Showing posts with label Turkey. Show all posts
Showing posts with label Turkey. Show all posts

Saturday, 11 August 2012

The Black Bag of Shame


I've mentioned in one of my recent blogs what a wizened old prune I've always been. Even as a seventeen year-old I could pass for fifty-five. Nearly. Well, I could easily buy bottles of Martini for my then-girlfriend and her mates, who were all fifteen at the time. It felt furtive but drinking the sickly sweet shite felt oh so good. Well, not drinking it, obviously, but its effect. I didn't know any better. It was the summer of 1987. My family had gone to Malta and left me alone for two weeks. What the hell else was I supposed to do with a houseful of fifteen year old girls?

Now that I'm 637 (and a half), I thought that this furtive feeling was just a distant memory. But in Turkey, "the system" reduced me to clandestine pickups of bags of booze just like the olden days. I took to downloading some vintage Terence Trent D'Arby tracks from YouTube just to make it all feel genuinely teenage again.

As far as I can see, Turkey has an odd relationship with alcohol. Although the country itself is officially secular, the vast majority of Turks are Muslims and, according to the Koran at least, Muslims don't drink. Now, Turkey is known in the west for offering a fairly relaxed sort of Islam, certainly not the kind of place that's going to stone the missus if she looks suggestively at a donkey, but does this relaxation extend to alcohol?

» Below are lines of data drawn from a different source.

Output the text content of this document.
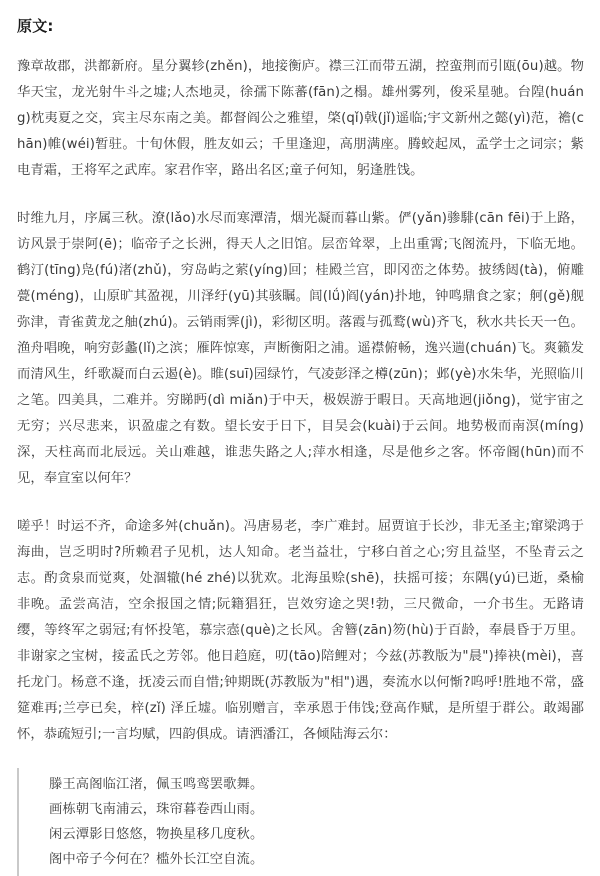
原文:

豫章故郡，洪都新府。星分翼轸(zhěn)，地接衡庐。襟三江而带五湖，控蛮荆而引瓯(ōu)越。物华天宝，龙光射牛斗之墟;人杰地灵，徐孺下陈蕃(fān)之榻。雄州雾列，俊采星驰。台隍(huáng)枕夷夏之交，宾主尽东南之美。都督阎公之雅望，棨(qǐ)戟(jǐ)遥临;宇文新州之懿(yì)范，襜(chān)帷(wéi)暂驻。十旬休假，胜友如云；千里逢迎，高朋满座。腾蛟起凤，孟学士之词宗；紫电青霜，王将军之武库。家君作宰，路出名区;童子何知，躬逢胜饯。

时维九月，序属三秋。潦(lǎo)水尽而寒潭清，烟光凝而暮山紫。俨(yǎn)骖騑(cān fēi)于上路，访风景于崇阿(ē)；临帝子之长洲，得天人之旧馆。层峦耸翠，上出重霄;飞阁流丹，下临无地。鹤汀(tīng)凫(fú)渚(zhǔ)，穷岛屿之萦(yíng)回；桂殿兰宫，即冈峦之体势。披绣闼(tà)，俯雕甍(méng)，山原旷其盈视，川泽纡(yū)其骇瞩。闾(lǘ)阎(yán)扑地，钟鸣鼎食之家；舸(gě)舰弥津，青雀黄龙之舳(zhú)。云销雨霁(jì)，彩彻区明。落霞与孤鹜(wù)齐飞，秋水共长天一色。渔舟唱晚，响穷彭蠡(lǐ)之滨；雁阵惊寒，声断衡阳之浦。遥襟俯畅，逸兴遄(chuán)飞。爽籁发而清风生，纤歌凝而白云遏(è)。睢(suī)园绿竹，气凌彭泽之樽(zūn)；邺(yè)水朱华，光照临川之笔。四美具，二难并。穷睇眄(dì miǎn)于中天，极娱游于暇日。天高地迥(jiǒng)，觉宇宙之无穷；兴尽悲来，识盈虚之有数。望长安于日下，目吴会(kuài)于云间。地势极而南溟(míng)深，天柱高而北辰远。关山难越，谁悲失路之人;萍水相逢，尽是他乡之客。怀帝阍(hūn)而不见，奉宣室以何年？

嗟乎！时运不齐，命途多舛(chuǎn)。冯唐易老，李广难封。屈贾谊于长沙，非无圣主;窜梁鸿于海曲，岂乏明时?所赖君子见机，达人知命。老当益壮，宁移白首之心;穷且益坚，不坠青云之志。酌贪泉而觉爽，处涸辙(hé zhé)以犹欢。北海虽赊(shē)，扶摇可接；东隅(yú)已逝，桑榆非晚。孟尝高洁，空余报国之情;阮籍猖狂，岂效穷途之哭!勃，三尺微命，一介书生。无路请缨，等终军之弱冠;有怀投笔，慕宗悫(què)之长风。舍簪(zān)笏(hù)于百龄，奉晨昏于万里。非谢家之宝树，接孟氏之芳邻。他日趋庭，叨(tāo)陪鲤对；今兹(苏教版为"晨")捧袂(mèi)，喜托龙门。杨意不逢，抚凌云而自惜;钟期既(苏教版为"相")遇，奏流水以何惭?呜呼!胜地不常，盛筵难再;兰亭已矣，梓(zǐ) 泽丘墟。临别赠言，幸承恩于伟饯;登高作赋，是所望于群公。敢竭鄙怀，恭疏短引;一言均赋，四韵俱成。请洒潘江，各倾陆海云尔：

滕王高阁临江渚，佩玉鸣鸾罢歌舞。
画栋朝飞南浦云，珠帘暮卷西山雨。
闲云潭影日悠悠，物换星移几度秋。
阁中帝子今何在？槛外长江空自流。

There are lots of establishments in Turkey that advertise the fact that they sell their expensive booze. Outside of Istanbul, restaurants rarely seem to sell it. Even those outdoor cafés that do sell it, like those in Bandirma, never had anyone visibly drinking it. Supermarkets almost never sell it either (I've seen only two that do in the whole of Turkey and one of those was in Istanbul) and neither do most corner shops. But if the bright blue logo of Turkish brand Efes or the easier-to-miss gold of Tuborg is shown around a corner shop's logo, then it's an off licence. And yet I seem to be the only person who goes into these places. Here's the procedure:

1. I walk in. The shopowner looks guilty. He never smiles (which is unusual for a Turk).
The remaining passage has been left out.